On initial presentation (including the gummy bear history and Gelfoam® usage but without revealing what improved the patient’s condition), the LLMs provided general recommendations that were aligned with the medical team’s approach, highlighting the importance of airway and cardiovascular assessment, pacemaker evaluation, and consideration of an allergic reaction. However, the LLMs did not explicitly identify the correlation between gummy bear allergy and Gelfoam® usage. Upon further nudging the LLMs with relational questions (e.g., “Is there cross-reactivity between gummy bears and surgical foam?”), the LLMs correctly identified the possibility of porcine gelatin as a trigger.
This case underscores the fact that while LLMs can potentially provide valuable insights and generate reasonable considerations, they have yet to fully replicate the depth of clinical judgment and contextual understanding that experienced medical providers frequently demonstrate (JAMA 2023;330:792-4). The successful outcome of this case hinged on the medical team’s in-depth understanding of medical nuances, strong multidisciplinary collaboration, ability to connect seemingly unrelated information (such as the gummy bear history), and timely and targeted diagnosis and intervention based on their extensive medical knowledge.
Today’s LLMs are already potent tools, but they are an emerging technology whose maturation date is still years in the future. Currently, they can fulfill a wide range of natural-language information requests with an impressive degree of accuracy and eloquence. However, they cannot independently connect rationally adjacent dots to make leaps in logic, despite appearing to possess all the facts necessary to do so. As LLMs improve through advances in training and expansions in training material (i.e., their knowledge base), their output will more closely approximate the human ability to reason (ASA Monitor 2023;87:11; Nat Med 2023;29:1930-40; JAMA 2023;330:792-4).

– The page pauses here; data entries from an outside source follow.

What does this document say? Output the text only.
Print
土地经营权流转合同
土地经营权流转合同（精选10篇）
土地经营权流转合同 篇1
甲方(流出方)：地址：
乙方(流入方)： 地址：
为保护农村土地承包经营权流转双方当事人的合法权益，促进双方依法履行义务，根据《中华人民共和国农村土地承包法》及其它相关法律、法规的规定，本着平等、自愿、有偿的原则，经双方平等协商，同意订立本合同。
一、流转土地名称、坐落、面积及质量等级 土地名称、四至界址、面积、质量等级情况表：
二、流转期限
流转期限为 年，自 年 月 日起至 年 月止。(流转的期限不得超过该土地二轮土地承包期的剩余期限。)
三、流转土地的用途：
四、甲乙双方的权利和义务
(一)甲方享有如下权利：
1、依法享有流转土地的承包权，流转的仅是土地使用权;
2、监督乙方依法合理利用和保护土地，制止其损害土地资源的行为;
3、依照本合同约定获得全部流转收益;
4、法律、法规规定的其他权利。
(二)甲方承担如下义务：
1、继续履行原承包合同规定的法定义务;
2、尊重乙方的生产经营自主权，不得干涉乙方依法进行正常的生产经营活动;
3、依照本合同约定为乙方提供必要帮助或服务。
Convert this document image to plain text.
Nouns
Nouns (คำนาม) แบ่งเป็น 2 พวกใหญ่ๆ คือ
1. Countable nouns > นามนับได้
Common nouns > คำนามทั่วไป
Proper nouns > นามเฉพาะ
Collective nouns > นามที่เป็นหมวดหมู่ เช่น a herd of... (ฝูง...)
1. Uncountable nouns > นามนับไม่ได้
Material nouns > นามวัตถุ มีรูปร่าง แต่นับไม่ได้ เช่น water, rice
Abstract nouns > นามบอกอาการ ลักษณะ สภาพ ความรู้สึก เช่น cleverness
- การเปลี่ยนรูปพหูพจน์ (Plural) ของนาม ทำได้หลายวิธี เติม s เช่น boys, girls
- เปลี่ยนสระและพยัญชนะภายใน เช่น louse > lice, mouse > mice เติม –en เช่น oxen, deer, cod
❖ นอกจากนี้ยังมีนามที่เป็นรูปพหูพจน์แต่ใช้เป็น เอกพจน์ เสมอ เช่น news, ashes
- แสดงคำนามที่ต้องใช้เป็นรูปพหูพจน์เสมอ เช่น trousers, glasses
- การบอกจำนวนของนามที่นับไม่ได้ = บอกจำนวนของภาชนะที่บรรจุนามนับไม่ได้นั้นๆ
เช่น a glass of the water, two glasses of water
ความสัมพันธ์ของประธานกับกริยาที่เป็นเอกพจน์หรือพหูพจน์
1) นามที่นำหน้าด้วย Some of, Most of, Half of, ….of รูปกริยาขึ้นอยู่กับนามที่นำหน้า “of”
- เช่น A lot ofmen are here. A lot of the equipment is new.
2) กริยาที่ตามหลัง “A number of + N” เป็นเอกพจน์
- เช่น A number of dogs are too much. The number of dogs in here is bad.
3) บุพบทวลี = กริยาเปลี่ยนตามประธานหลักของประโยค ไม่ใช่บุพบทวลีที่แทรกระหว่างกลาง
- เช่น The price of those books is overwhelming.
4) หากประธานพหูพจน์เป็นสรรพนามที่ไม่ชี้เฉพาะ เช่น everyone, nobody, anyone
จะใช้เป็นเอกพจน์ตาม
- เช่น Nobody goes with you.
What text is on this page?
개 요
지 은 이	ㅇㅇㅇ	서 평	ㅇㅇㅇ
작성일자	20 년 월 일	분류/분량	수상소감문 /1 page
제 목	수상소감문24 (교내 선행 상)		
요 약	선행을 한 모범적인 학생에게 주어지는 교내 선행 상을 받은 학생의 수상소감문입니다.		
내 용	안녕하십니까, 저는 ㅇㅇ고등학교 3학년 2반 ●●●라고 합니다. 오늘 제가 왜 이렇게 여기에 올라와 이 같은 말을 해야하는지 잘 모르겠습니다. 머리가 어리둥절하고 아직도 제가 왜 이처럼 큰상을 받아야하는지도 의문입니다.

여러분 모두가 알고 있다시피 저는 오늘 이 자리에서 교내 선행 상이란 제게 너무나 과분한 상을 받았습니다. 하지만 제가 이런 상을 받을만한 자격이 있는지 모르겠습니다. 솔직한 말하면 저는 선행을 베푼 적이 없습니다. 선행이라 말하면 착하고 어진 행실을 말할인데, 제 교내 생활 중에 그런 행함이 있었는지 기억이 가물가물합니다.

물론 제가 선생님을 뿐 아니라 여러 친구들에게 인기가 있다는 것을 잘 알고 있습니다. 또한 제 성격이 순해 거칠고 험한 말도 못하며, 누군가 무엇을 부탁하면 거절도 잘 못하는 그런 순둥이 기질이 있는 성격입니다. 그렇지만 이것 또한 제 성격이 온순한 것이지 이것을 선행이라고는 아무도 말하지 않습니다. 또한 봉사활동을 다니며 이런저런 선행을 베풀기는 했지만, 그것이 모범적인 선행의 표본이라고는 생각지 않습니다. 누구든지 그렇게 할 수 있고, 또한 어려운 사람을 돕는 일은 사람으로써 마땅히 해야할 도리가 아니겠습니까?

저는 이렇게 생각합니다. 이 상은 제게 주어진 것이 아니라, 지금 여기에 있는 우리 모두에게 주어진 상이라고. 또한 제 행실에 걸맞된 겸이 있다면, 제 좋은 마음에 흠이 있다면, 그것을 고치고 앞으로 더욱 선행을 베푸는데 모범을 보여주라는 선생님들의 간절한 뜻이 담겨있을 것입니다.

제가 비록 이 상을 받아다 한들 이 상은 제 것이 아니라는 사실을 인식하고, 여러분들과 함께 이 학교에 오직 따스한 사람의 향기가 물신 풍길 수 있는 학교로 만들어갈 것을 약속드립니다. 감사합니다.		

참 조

In future health care settings, LLMs will likely run in real-time alongside other forms of AI, flagging concerning anomalies and providing decision support as needed (JAMA 2023;330:792-4). In the field of anesthesiology, one can imagine a system with access to live patient data, within which a health care-specific LLM constantly assesses every patient’s intraoperative status and provides alerts when it detects significant changes in patient conditions or risk. Additionally, the LLM might tediously examine each line in a patient’s chart, incorporating every note, lab result, and comment to rapidly answer questions about the patient’s history, to identify potential individualized complications for upcoming procedures, and to unearth useful clues regarding an evasive diagnosis.
Perioperative anaphylaxis is rare but can be potentially lethal if not effectively managed in a timely fashion. This case emphasizes the importance of thorough investigation and the value of history and knowledge in accurate diagnosis and treatment. A multidisciplinary approach empowers health care providers to effectively address edge cases such as anaphylaxis. In the near future, LLMs and other forms of AI will likely begin to augment the health care team by providing real-time monitoring and decision support. As always, effective collaboration with all members of the health care team, including AI, is key in improving patient safety and minimizing complications.